How do different diets affect meditation? While people with widely different diets may profit from daily meditation, many also reckon that what you eat has an influence on the effects you get. In particular, although some meditative cultures are meat-eating, a vegetarian diet is often considered helpful.
From a completely different point of view, and without regard to meditative effects, a pilot study by two American nutritional experts indicates that avoiding meat and fish may improve your general mood. Thirty-nine healthy omnivores (people who eat “anything”) were randomly assigned to one of the following three groups for two weeks:
- a group consuming meat, fish, and poultry daily
- a group consuming fish 3-4 times weekly, but avoiding meat and poultry
- a group avoiding meat, fish, and poultry
At the beginning of the study and after two weeks, the participants filled in various questionnaires assessing their mood, including anxiety, stress, and depression levels. It turned out that after two weeks, mood scores were unchanged for the first two groups, while they improved significantly for the third group. Changing to a lacto-vegetarian diet produced almost immediate results.
Less omega 6
Other studies have suggested that changing from a meat-based diet to one based on fish would also have a positive effect on mood. In this study, however, neither the meat-eaters nor the fish-eaters saw any significant change in their basic mood – the changes only came in those who avoided meat and fish altogether.
One explanation may lie in the higher levels of arachidonic acid (AA, a polyunsaturated omega-6 fatty acid) in both meat- and fish-based diets, since high intakes of AA are known to promote changes in the brain that can disturb mood. People who eat fish regularly increase their intakes of two other substances that oppose the negative effects of AA, called eicosapentaenoic acid (EPA) and docosahexaenoic acid (DHA). This may explain why some studies have shown fish-eaters to be happier than meat-eaters. In this study, however, what counted seemed to be the lower concentrations of AA itself. At the end of the two-week session, the vegetarian group had lower concentrations of AA as well as EPA and DHA than the two other groups. The fish group had the highest levels of EPA and DHA, but apparently that was not enough to improve their mood.
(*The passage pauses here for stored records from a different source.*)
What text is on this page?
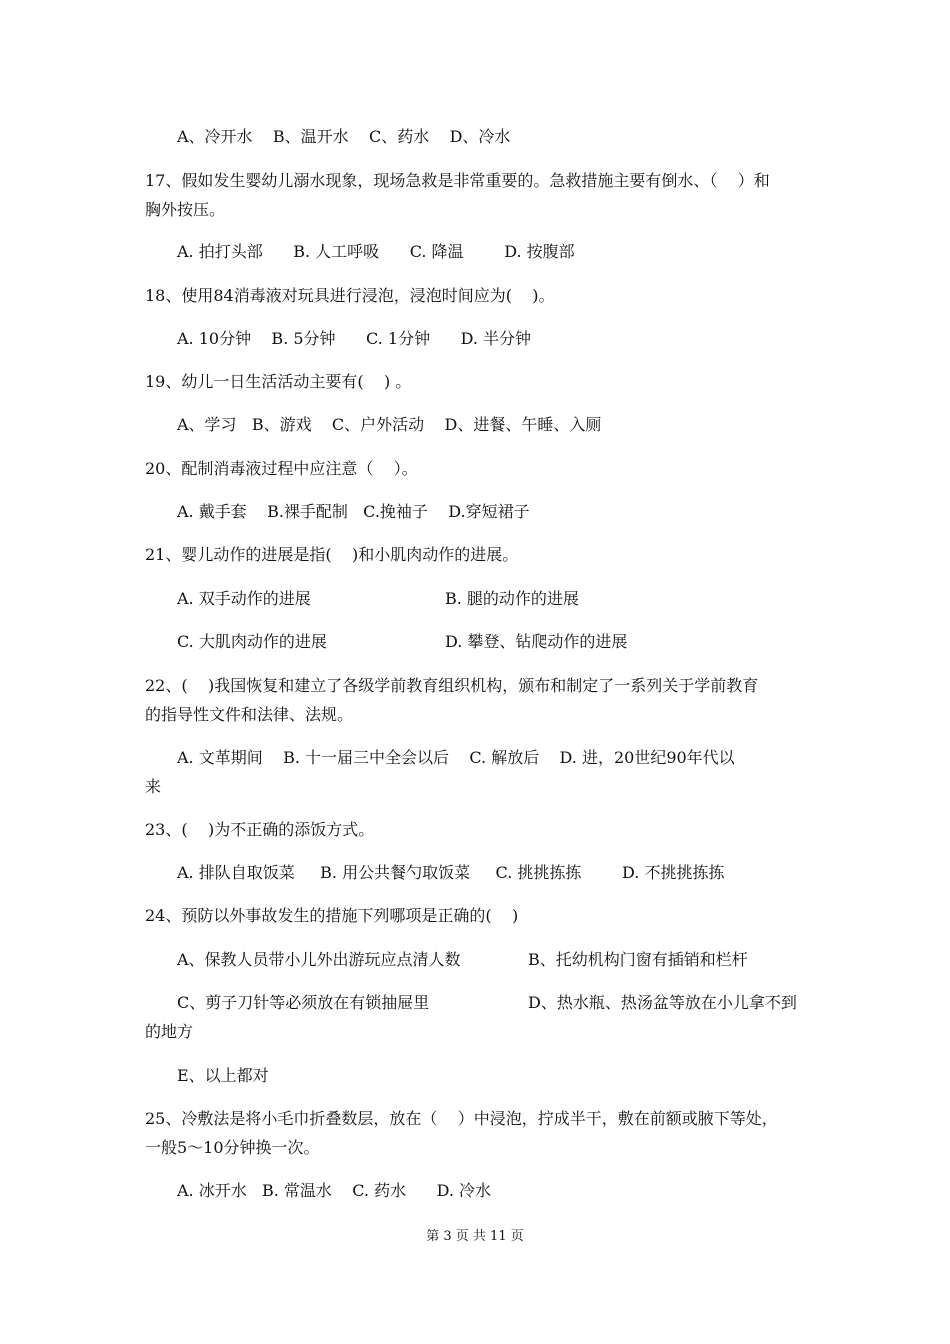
A、冷开水    B、温开水    C、药水    D、冷水
17、假如发生婴幼儿溺水现象，现场急救是非常重要的。急救措施主要有倒水、（    ）和
胸外按压。
A. 拍打头部      B. 人工呼吸      C. 降温        D. 按腹部
18、使用84消毒液对玩具进行浸泡，浸泡时间应为(    )。
A. 10分钟    B. 5分钟      C. 1分钟      D. 半分钟
19、幼儿一日生活活动主要有(    ) 。
A、学习   B、游戏    C、户外活动    D、进餐、午睡、入厕
20、配制消毒液过程中应注意（    ）。
A. 戴手套    B.裸手配制   C.挽袖子    D.穿短裙子
21、婴儿动作的进展是指(    )和小肌肉动作的进展。
A. 双手动作的进展	B. 腿的动作的进展
C. 大肌肉动作的进展	D. 攀登、钻爬动作的进展
22、(    )我国恢复和建立了各级学前教育组织机构，颁布和制定了一系列关于学前教育
的指导性文件和法律、法规。
A. 文革期间    B. 十一届三中全会以后    C. 解放后    D. 进，20世纪90年代以
来
23、(    )为不正确的添饭方式。
A. 排队自取饭菜     B. 用公共餐勺取饭菜     C. 挑挑拣拣        D. 不挑挑拣拣
24、预防以外事故发生的措施下列哪项是正确的(    )
A、保教人员带小儿外出游玩应点清人数	B、托幼机构门窗有插销和栏杆
C、剪子刀针等必须放在有锁抽屉里	D、热水瓶、热汤盆等放在小儿拿不到
的地方
E、以上都对
25、冷敷法是将小毛巾折叠数层，放在（    ）中浸泡，拧成半干，敷在前额或腋下等处，
一般5～10分钟换一次。
A. 冰开水   B. 常温水    C. 药水      D. 冷水
第 3 页 共 11 页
It is not known, of course, whether there is a connection between the positive mood changes resulting from a lactovegetarian diet to its supposed suitability for meditative processes. It is also not known – at least not scientifically – what long-term changes would result from such a change of diet.
*Bonnie L Beezhold and Carol S Johnston: “Restriction of meat, fish, and poultry in omnivores improves mood: A pilot randomized controlled trial”. Nutrition Journal 2012; 11:9.